L’URSS fut rapidement démantelée et son noyau central, la Fédération de Russie, passa à la moulinette des politiques de réforme néolibérale qui dominaient alors la gouvernance économique internationale. Elle en sortit diminuée, condamnée au marasme d’une longue récession et à ce qui semblait être le début d’un déclin et d’une réduction au statut de souverain faible. Ce résultat n’était pas délibéré, mais on ne peut pas dire que l’Occident, et Washington en particulier, en aient été très attristés. Par contraste, les États-Unis se hissèrent au rang d’unique superpuissance, de ce qu’Hubert Védrine, ministre français des Affaires étrangères à la fin des années 1990, qualifia, non sans dépit, d’« hyperpuissance », un État si fort qu’il semblait présider, en tant que régulateur universel, à la fin de l’histoire. Dans ce contexte, les conflits entre États n’avaient apparemment plus de sens historique et l’ennemi de l’hyperpuissance était, presque par définition, un criminel ou un terroriste, réduit à l’état de banal objet d’opérations de police (Saddam Hussein, Mouammar Kadhafi, etc.) ou hypostasié comme l’Ennemi par excellence, menace absolue à l’ordre du monde (Oussama Ben Laden, etc.). Le régulateur universel décidait également qui était au-dessus des règles – lui-même, bien sûr, mais aussi des États favorisés comme Israël – et qui était rigoureusement contraint par elles – par exemple, les petits pays et les « États faibles » (une expression révélatrice) d’Afrique. Lorsqu’un État atteint un tel degré de puissance sur la scène internationale, la valeur politique des institutions internationales diminue proportionnellement, puisqu’en fin de compte tout dépend de la valeur du pacte conclu avec la seule force qui compte – la « nation indispensable », comme Madeleine Albright, secrétaire d’État américaine, appelait son pays à la fin des années 1990.
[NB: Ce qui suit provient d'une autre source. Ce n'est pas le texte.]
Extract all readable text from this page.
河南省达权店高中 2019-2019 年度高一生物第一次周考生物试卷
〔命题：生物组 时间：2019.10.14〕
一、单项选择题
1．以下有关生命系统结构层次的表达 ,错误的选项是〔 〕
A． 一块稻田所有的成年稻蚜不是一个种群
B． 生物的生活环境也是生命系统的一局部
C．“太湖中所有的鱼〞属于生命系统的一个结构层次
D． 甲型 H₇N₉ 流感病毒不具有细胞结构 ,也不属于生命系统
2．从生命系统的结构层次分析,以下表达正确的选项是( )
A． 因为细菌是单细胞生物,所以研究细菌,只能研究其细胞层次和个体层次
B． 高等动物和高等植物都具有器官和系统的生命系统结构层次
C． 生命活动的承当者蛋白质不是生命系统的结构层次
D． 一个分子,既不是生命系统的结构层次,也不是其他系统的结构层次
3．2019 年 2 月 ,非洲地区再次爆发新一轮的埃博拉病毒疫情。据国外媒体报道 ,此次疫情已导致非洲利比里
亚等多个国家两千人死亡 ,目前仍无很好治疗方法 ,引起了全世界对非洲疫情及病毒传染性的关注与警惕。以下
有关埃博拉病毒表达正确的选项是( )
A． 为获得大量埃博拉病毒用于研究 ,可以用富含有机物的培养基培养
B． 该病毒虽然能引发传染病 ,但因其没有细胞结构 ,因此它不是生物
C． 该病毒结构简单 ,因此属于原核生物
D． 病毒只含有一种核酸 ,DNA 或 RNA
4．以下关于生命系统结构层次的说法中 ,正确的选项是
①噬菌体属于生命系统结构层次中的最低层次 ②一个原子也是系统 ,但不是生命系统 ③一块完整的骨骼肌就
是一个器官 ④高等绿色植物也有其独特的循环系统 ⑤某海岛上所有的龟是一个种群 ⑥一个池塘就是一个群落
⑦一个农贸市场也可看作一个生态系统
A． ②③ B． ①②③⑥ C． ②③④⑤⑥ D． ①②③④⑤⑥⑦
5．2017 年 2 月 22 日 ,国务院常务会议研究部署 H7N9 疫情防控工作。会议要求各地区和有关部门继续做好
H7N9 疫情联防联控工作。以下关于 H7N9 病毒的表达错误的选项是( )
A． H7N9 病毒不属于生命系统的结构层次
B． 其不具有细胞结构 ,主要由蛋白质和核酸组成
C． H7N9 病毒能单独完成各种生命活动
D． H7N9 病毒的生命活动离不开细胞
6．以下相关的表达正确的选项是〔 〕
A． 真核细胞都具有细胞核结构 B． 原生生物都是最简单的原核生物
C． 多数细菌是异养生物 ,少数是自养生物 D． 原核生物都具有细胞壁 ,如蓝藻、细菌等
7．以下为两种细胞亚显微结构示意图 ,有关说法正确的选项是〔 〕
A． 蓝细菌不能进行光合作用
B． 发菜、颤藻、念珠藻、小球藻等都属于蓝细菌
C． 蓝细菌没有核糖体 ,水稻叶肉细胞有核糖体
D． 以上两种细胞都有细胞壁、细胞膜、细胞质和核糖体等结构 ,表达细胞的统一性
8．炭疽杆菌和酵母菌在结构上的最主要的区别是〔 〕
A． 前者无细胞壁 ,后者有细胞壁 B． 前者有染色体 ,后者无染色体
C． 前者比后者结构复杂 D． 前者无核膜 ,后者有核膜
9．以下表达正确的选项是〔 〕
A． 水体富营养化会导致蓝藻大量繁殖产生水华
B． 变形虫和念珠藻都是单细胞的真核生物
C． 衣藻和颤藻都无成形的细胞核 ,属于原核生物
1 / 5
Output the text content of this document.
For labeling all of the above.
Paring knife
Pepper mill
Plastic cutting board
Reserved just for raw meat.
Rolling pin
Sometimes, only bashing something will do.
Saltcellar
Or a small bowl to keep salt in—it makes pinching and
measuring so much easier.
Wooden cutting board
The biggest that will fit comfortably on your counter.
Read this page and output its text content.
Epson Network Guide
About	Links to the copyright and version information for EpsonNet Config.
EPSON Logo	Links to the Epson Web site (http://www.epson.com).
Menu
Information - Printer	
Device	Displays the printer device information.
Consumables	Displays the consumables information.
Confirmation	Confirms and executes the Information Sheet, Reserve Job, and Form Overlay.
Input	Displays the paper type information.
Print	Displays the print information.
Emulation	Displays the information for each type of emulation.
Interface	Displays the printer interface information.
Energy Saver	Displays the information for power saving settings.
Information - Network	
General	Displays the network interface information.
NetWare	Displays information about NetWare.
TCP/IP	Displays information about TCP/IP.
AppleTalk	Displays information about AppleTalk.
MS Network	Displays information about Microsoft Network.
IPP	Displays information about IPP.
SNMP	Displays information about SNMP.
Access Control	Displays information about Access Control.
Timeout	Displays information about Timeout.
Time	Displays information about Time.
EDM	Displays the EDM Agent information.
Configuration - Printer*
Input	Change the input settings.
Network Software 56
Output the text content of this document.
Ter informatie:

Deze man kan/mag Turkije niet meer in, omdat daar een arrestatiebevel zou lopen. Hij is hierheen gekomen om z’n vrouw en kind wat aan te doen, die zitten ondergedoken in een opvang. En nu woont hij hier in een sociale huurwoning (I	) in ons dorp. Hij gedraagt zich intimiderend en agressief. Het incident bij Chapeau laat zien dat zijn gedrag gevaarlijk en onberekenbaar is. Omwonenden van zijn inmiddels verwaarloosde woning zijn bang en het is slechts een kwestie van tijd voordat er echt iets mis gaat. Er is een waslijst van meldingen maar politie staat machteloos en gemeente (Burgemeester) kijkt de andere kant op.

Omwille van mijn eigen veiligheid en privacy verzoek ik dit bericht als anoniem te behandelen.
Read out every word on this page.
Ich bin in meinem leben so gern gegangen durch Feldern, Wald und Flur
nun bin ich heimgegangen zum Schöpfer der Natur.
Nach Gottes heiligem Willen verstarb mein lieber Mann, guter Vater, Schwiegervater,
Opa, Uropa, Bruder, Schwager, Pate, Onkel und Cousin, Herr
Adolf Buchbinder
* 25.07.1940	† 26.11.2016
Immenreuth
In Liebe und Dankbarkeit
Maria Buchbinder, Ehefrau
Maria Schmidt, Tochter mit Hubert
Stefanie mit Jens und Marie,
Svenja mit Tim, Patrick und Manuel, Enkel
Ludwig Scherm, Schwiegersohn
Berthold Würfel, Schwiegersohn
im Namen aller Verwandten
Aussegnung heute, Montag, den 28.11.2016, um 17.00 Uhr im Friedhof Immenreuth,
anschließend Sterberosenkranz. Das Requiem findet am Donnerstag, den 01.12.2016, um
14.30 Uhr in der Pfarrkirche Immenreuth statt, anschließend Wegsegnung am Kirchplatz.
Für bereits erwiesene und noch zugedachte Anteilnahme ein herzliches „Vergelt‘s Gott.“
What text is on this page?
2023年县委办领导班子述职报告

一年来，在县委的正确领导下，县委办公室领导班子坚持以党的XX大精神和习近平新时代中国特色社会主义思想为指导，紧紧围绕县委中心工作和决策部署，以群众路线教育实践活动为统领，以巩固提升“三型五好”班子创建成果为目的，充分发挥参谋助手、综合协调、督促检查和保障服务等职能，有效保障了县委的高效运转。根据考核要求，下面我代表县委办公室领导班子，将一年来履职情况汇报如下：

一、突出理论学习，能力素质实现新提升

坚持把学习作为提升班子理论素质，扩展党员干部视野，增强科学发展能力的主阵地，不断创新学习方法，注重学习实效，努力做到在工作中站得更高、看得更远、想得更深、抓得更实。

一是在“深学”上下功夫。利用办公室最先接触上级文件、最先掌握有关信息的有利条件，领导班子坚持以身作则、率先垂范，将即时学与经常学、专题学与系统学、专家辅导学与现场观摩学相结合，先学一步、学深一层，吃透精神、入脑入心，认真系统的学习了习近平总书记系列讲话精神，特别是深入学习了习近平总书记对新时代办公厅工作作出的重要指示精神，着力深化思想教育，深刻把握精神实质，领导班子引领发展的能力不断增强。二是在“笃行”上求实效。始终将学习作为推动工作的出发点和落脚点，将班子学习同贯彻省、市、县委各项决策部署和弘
Mais cela n’a pas duré. Au cours des deux décennies suivantes, les États-Unis ont gaspillé les avantages de leur position par des aventures militaires au Moyen-Orient, les excès du capitalisme mondialisé (un résultat de l’aspect économique du pacte américain) et de forts clivages politiques à l’interne. Cette crise du contrôle mondial de l’Amérique a joué un rôle clé dans les choix faits par d’autres acteurs. La tentative de la Russie de s’emparer de l’Ukraine en est la conséquence, et non l’inverse – c’est-à-dire que si le pacte américain avait été aussi solide et menaçant que le prétendait Poutine, il aurait très probablement laissé l’Ukraine tranquille. Ailleurs dans le monde, les failles du pacte américains s’élargissent. Les États-Unis sont plus visibles en tant qu’ordonnateurs du pacte, y compris dans les concessions qu’ils font à certains pays pour les maintenir de leur côté de la barrière. Alors qu’ils appliquaient jusque-là très sévèrement les règles sanctionnant les coups d’État dans les petits pays d’Afrique, où – contrairement à l’Égypte de Sisi, par exemple – aucun souci d’intérêt ne bloquait la défense de la démocratie, les États-Unis font aujourd’hui preuve de beaucoup de « tact » dans leurs relations avec les nouvelles juntes dans des endroits « normalement » insignifiants tels que Bamako, Ouagadougou et Niamey, où les subversions de la Russie sont à l’œuvre.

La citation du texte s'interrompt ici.